EP: É importante frisar que, nos últimos oito anos, 55 membros se aposentaram e outros 22 estão na iminência de se aposentar, pois já fizeram o pedido de aposentadoria. Então esse déficit poderia aumentar para 77 membros. Tirando os 13 que ingressaram nesse período, esse número cai para 64. Se eu fosse repor todas as peças que saíram e que estão para sair, dá quase R$ 80 milhões. Eu não vou conseguir, porque eu não tenho capacidade orçamentária. Se eu fosse seguir esse modelo antigo, arcaico, ultrapassado, de investir só em membro, eu ia ultrapassar o limite imposto pela Lei de Responsabilidade Fiscal. A única forma de a gente conseguir tocar a instituição e de a instituição, através dos seus membros, realizar um trabalho de qualidade, a serviço da sociedade, é a gente fundir ou mexer com as atribuições dos membros ou organizar administrativamente – como de fato a gente tem organizado – e também dar estrutura aos membros para eles trabalharem. Porque aí a gente vai permitir ao membro realizar um trabalho de qualidade e gerar menos despesa. Nós sabemos o que a gente está fazendo. Se eu fosse dar provimento a todos os cargos existentes decorrentes de membros que deixaram a instituição e aqueles que estão na iminência de deixar, isso vai gerar um caos administrativo. Então a gente está indo para um caminho mais inteligente.
FV: Na proposta que o MPES encaminhou à Assembleia havia também a previsão da criação da 13ª parcela do auxílio-alimentação para os servidores. No entanto, esse ponto foi vetado pelo governador. Como o senhor encarou esse veto?
EP: Quando nós propusemos isso, a gente veio respaldado em algo que não é mais novidade desde 2017, quando foi sancionada a lei estadual que provê o pagamento desse benefício aos servidores do Executivo. Então nós entendemos que seria cabível. Todavia o governador entendeu que, nesse momento, não era caso de conceder esse benefício e o vetou dentro de sua prerrogativa de vetar o que ele achar conveniente. Nós respeitamos essa posição dele.

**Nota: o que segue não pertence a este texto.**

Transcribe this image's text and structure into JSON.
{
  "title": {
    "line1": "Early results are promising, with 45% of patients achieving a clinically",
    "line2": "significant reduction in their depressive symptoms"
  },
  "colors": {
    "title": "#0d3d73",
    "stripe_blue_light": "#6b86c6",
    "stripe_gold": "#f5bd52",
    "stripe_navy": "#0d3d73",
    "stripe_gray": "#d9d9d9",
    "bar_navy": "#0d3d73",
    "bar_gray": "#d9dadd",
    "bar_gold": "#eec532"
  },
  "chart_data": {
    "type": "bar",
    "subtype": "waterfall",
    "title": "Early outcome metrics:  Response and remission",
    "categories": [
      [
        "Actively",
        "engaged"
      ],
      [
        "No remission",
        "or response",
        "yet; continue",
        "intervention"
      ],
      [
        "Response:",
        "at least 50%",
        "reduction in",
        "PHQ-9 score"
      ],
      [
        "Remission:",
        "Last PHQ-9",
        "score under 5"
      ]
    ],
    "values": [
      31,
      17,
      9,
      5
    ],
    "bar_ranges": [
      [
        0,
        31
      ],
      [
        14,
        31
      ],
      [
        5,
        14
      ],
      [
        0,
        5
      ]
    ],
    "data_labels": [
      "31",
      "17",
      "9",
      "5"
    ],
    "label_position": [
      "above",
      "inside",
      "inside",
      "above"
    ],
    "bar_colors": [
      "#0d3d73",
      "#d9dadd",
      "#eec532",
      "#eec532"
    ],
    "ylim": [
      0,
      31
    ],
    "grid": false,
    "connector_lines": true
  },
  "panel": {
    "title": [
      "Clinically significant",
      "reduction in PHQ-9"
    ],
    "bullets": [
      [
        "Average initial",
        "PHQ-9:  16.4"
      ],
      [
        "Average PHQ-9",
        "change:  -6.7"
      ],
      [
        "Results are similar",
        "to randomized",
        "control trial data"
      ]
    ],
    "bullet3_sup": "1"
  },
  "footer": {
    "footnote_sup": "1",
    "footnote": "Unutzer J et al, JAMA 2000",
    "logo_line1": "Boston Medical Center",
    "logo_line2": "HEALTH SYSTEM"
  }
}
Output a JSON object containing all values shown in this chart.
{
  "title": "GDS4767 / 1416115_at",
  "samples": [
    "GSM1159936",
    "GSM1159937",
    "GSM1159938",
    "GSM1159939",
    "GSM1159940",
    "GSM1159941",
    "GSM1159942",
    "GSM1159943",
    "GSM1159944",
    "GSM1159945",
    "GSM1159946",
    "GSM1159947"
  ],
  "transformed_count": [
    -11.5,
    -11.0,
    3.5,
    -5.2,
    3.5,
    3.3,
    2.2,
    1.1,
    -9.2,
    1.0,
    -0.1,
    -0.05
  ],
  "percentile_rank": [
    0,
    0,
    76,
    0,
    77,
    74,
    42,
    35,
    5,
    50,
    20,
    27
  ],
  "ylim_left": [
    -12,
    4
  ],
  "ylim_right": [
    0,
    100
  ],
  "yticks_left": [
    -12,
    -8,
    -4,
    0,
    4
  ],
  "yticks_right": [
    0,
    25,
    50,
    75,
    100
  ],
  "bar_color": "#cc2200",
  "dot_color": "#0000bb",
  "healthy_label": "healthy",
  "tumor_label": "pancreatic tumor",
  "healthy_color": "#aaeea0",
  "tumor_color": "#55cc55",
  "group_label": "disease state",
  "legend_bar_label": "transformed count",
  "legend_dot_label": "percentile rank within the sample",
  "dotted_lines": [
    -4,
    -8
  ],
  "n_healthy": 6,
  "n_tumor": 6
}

FV: Durante a tramitação desses projetos na Assembleia Legislativa, houve quem criticasse a falta de debate acerca do assunto. O senhor considera que o debate foi suficiente antes da aprovação da matéria?
EP: A gente apresentou essa proposta no Colégio de Procuradores. O colegiado analisou e, ao final, disse que está certa a proposta. Em seguida, eu a encaminhei à Assembleia. Quando um projeto dessa magnitude é encaminhado à Assembleia, eles me chamam para debater. Eu discuti com o presidente da Assembleia, com o vice e depois com todos os deputados que foram chamados. Nem todos foram, mas todos foram convidados. Eles são sabedores acerca dessa situação que se avizinha, que são os afastamentos dos novos colegas que requereram aposentadoria que, se somados aos 55 que já saíram, poderão causar um transtorno institucional, quase que um colapso administrativo. Então é preciso que, na medida em que os membros vão saindo, eu preciso chamar aqueles que estão trabalhando e falar que ele agora também vai assumir a atribuição do outro que saiu. Como eu vou fazer isso sem dar respaldo ao colega?